Under the incremental strategy above, each user’s session_id gets freshly assigned as 1, 2, 3, … on every batch run. In other words, the model is ignoring the session IDs that already exist in the this table.

1, 2, 3, 1, 2, 3, 4, 1, 2, ...

To fix this, I taught the model to take the existing session IDs into account.

(1) Look up each user’s existing max session ID in the this table.

{% if is_incremental() %}
existing_max_session_id as (
  select
    user_id,
    max(session_id) as max_session_id
  from
    {{ this }}
  group by
    all
),
{% endif %}

(2) Recompute the final session ID.

  • Add the existing per-user max session ID to the session ID computed for the incremental batch.
  • That way, new sessions get a continuous sequence of IDs that picks up right after the existing ones.
dim__sessions_with_final_session_id as (
  select
    {% if is_incremental() %}
    new_data.* replace (
      coalesce(old_data.max_session_id, 0) + new_data.session_id as session_id
    )
    {% else %}
    new_data.*
    {% endif %}
  from
    dim__sessions as new_data
    {% if is_incremental() %}
    left join existing_max_session_id as old_data
      using (user_id)
    {% endif %}
)

select * from dim__sessions_with_final_session_id

(3) For idempotency, apply a complementary partition filter when reading from this.

  • I wrote a separate dbt macro, not_incremental_partition_filter, for this.
  • It scans only the partitions that are the complement of the incremental window.
  • This guarantees that the session_id values do not drift even if the batch runs hundreds of times a day.

{% set interval = 'day' %}
{% set session_threshold_secs = 1800 %}

with

fact__events as (
  select
    ...
  from
    {{ ref('fact__all_events') }}
  where true
    {{ incremental_partition_filter('date', 7, 1, interval) }}
),

fact__events_with_session_id as (
  ...
),

dim__sessions as (
  ...
),

{% if is_incremental() %}
existing_max_session_id as (
  select
    ...
  from
    {{ this }}
  where true
    {{ not_incremental_partition_filter('date', 7, 1, interval) }}
  group by
    all
),
{% endif %}

dim__sessions_with_final_session_id as (
  ...
)

select * from dim__sessions_with_final_session_id

6. Example Uses of the Model

With the finished dim__sessions table, a variety of requirements can be answered with simple queries.

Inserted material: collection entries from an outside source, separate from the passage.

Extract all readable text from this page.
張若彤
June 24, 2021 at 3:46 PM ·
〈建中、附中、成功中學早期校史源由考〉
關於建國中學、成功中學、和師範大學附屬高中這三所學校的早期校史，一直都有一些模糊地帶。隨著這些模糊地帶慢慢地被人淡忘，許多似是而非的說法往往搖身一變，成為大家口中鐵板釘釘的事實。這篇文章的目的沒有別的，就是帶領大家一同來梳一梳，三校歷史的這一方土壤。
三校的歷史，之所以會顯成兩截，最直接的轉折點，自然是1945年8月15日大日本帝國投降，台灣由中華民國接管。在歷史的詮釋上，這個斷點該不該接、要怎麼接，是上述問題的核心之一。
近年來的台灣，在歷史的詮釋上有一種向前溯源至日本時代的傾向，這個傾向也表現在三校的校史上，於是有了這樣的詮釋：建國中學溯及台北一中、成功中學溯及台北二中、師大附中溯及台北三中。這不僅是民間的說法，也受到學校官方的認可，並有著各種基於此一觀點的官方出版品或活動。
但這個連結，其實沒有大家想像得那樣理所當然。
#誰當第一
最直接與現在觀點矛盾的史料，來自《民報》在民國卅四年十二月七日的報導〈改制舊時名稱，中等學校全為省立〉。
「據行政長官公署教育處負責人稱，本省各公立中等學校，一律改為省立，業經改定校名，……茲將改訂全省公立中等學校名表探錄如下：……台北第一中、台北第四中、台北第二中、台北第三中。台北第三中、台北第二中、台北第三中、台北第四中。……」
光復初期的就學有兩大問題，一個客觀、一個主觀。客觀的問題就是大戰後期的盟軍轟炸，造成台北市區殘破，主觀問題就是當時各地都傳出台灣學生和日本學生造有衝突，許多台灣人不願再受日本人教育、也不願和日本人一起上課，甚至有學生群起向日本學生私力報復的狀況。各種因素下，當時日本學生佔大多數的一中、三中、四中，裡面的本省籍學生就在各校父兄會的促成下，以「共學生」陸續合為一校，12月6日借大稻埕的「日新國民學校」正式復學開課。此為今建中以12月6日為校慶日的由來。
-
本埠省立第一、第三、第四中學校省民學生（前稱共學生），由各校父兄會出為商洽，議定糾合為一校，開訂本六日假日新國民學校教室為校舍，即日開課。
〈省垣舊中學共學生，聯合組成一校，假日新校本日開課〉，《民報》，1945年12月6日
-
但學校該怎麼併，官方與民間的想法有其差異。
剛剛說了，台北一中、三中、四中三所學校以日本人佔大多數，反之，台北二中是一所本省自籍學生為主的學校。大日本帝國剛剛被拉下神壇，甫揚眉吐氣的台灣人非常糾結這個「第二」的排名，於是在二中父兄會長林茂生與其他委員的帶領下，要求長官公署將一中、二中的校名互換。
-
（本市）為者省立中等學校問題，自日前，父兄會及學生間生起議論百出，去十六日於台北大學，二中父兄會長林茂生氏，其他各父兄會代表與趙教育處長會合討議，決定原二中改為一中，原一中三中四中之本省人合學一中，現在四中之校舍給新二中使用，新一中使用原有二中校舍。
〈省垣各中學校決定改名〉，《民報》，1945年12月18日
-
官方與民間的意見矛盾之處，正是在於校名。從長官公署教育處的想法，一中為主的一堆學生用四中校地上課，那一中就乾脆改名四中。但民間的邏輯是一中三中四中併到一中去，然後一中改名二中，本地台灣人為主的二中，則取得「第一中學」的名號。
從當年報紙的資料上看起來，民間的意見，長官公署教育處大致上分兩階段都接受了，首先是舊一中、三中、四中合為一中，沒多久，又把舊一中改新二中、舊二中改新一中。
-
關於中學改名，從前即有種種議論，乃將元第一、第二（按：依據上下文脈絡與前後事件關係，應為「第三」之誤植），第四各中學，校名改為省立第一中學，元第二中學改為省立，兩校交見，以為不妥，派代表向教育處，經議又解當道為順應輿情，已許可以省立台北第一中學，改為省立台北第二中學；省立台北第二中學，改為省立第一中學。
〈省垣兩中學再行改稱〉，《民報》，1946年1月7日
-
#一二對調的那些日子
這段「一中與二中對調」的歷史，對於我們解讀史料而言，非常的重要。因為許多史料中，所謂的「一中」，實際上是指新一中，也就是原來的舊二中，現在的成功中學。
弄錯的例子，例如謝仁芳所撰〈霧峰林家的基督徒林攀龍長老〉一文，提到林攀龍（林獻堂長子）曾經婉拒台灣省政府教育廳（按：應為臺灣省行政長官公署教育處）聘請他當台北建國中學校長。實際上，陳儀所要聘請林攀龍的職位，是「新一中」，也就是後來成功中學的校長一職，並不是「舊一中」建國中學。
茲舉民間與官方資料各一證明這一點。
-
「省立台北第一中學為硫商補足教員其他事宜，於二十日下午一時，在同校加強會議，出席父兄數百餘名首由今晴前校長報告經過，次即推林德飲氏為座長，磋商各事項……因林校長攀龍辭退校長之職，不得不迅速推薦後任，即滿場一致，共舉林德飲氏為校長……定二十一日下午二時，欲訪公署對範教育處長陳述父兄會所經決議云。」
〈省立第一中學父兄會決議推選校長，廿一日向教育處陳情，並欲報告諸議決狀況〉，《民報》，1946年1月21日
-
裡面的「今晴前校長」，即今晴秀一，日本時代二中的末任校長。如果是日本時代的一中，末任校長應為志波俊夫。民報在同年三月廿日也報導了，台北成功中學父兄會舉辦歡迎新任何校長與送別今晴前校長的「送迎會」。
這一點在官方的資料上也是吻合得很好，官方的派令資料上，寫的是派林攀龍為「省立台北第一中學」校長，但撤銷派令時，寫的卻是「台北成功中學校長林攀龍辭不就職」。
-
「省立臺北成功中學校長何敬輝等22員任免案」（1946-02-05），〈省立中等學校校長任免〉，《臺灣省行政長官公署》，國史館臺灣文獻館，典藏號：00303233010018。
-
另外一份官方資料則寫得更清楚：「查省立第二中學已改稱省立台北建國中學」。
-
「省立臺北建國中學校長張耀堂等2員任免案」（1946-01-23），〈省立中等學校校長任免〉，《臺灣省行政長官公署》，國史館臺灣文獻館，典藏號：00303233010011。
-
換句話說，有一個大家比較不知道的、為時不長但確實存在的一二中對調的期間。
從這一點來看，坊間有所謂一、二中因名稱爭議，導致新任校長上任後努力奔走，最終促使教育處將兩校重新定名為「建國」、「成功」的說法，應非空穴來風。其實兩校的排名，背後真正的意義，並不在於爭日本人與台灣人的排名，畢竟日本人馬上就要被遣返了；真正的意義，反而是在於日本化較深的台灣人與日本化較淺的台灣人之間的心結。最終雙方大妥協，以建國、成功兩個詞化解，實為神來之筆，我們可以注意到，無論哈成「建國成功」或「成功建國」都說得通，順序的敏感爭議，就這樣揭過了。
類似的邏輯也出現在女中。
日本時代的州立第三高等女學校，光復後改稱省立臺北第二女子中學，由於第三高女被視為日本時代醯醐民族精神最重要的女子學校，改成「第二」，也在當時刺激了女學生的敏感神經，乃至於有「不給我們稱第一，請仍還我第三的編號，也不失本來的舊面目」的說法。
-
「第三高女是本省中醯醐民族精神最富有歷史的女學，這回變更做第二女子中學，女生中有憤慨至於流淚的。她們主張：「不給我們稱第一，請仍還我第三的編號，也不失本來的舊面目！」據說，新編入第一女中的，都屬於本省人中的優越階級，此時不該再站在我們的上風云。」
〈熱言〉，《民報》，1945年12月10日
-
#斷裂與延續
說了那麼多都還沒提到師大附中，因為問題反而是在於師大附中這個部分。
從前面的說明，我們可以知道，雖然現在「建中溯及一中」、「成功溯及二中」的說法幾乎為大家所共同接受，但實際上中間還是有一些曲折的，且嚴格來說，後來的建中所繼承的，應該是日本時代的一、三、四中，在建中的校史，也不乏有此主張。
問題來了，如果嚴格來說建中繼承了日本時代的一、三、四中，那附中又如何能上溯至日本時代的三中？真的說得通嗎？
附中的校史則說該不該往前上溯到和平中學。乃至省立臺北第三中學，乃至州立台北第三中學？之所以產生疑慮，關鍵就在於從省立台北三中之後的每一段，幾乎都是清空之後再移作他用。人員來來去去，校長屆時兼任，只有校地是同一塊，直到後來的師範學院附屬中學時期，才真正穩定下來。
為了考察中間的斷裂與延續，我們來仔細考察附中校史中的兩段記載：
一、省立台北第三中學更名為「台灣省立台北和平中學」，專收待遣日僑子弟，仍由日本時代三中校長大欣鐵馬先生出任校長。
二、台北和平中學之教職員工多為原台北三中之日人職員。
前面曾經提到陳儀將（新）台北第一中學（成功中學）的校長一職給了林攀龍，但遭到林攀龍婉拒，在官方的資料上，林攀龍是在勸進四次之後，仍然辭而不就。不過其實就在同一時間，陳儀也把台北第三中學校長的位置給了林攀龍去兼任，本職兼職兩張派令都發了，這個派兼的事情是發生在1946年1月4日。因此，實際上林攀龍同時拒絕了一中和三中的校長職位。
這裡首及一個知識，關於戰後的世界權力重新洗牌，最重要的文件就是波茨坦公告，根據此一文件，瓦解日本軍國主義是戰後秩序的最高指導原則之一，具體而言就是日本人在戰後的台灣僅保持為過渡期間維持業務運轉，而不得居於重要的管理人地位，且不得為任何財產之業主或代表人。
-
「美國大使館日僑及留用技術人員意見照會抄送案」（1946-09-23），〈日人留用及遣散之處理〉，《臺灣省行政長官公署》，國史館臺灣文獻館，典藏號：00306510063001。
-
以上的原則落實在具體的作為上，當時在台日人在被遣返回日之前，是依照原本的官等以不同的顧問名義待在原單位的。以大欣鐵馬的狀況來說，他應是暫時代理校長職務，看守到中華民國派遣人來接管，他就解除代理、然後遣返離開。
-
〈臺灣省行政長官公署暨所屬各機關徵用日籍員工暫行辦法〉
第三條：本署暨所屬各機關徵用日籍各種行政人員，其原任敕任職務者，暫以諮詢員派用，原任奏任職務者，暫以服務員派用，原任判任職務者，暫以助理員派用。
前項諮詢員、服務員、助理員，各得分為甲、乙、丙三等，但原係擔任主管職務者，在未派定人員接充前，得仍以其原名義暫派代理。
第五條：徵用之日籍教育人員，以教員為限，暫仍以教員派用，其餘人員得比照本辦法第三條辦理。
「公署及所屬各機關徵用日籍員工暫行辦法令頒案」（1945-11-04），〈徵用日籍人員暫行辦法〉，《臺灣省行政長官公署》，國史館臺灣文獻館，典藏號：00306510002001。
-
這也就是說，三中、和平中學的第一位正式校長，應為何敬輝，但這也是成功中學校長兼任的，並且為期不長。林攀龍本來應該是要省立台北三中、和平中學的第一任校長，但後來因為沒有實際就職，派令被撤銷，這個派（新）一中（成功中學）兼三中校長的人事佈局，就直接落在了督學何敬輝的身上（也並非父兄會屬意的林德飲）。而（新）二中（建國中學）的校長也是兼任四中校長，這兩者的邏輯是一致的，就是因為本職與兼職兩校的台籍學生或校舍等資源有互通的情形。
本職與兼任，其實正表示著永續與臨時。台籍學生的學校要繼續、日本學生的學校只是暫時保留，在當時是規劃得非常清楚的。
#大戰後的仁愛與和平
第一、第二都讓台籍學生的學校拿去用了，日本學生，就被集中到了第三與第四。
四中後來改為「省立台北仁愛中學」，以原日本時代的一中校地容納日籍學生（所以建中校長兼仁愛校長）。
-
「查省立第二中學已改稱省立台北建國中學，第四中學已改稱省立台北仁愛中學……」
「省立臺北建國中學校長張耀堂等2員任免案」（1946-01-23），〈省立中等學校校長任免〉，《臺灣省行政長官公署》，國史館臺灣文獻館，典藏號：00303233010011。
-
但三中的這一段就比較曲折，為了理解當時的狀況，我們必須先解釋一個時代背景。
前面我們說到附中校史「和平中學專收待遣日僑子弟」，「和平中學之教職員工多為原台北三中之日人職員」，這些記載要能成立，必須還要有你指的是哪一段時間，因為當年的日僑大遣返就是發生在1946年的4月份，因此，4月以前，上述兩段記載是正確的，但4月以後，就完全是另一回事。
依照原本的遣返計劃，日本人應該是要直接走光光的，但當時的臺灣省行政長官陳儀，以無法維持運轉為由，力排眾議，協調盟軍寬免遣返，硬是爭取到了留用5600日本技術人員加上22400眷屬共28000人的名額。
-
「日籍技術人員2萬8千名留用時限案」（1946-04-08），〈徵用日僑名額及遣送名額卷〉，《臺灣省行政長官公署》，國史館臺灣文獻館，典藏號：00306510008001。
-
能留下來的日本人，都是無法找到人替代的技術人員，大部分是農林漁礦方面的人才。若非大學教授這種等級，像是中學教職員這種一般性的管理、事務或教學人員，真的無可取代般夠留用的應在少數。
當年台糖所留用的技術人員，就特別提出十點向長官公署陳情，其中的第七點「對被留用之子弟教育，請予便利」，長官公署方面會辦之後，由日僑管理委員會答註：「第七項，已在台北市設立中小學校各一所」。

(1) “Please tell me the average session duration per user per day.”

select
  start_date,
  safe_divide(
    sum(session_duration_secs),
    count(distinct user_id)
  ) as avg_session_time
from
  dim__sessions
where true
  and kst_start_date between '2025-01-01' and '2025-12-31'
group by
  all
order by
  1

(2) “Please tell me the average duration of users’ first-visit sessions.”

select
  start_date,
  safe_divide(
    sum(session_duration_secs),
    count(session_id)
  ) as avg_session_time
from
  dim__sessions
where true
  and kst_start_date between '2025-01-01' and '2025-12-31'
  and session_id = 1
group by
  all
order by
  1

7. Ideas for Improvement

After shipping the model, I was able to deliver session and duration metrics across the org far more reliably than before. Still, there are a couple of things I personally feel could be improved.

(1) The this table full-scan problem

  • To guarantee the incrementality of session_id, the current model almost fully scans the this table on every run. I found that unsatisfying.
  • Maintaining each user’s max session_id in a separate bridge table would avoid the full scan and meaningfully improve performance.

(2) Adding a session_id column to the event table

  • In the future, data analysts may want to dig into user journeys directly off the event table.
  • For that case, adding a session_id column to the event table itself would make analysis much more flexible and convenient. (This would be necessary when building, for example, a fact__users_journey table.)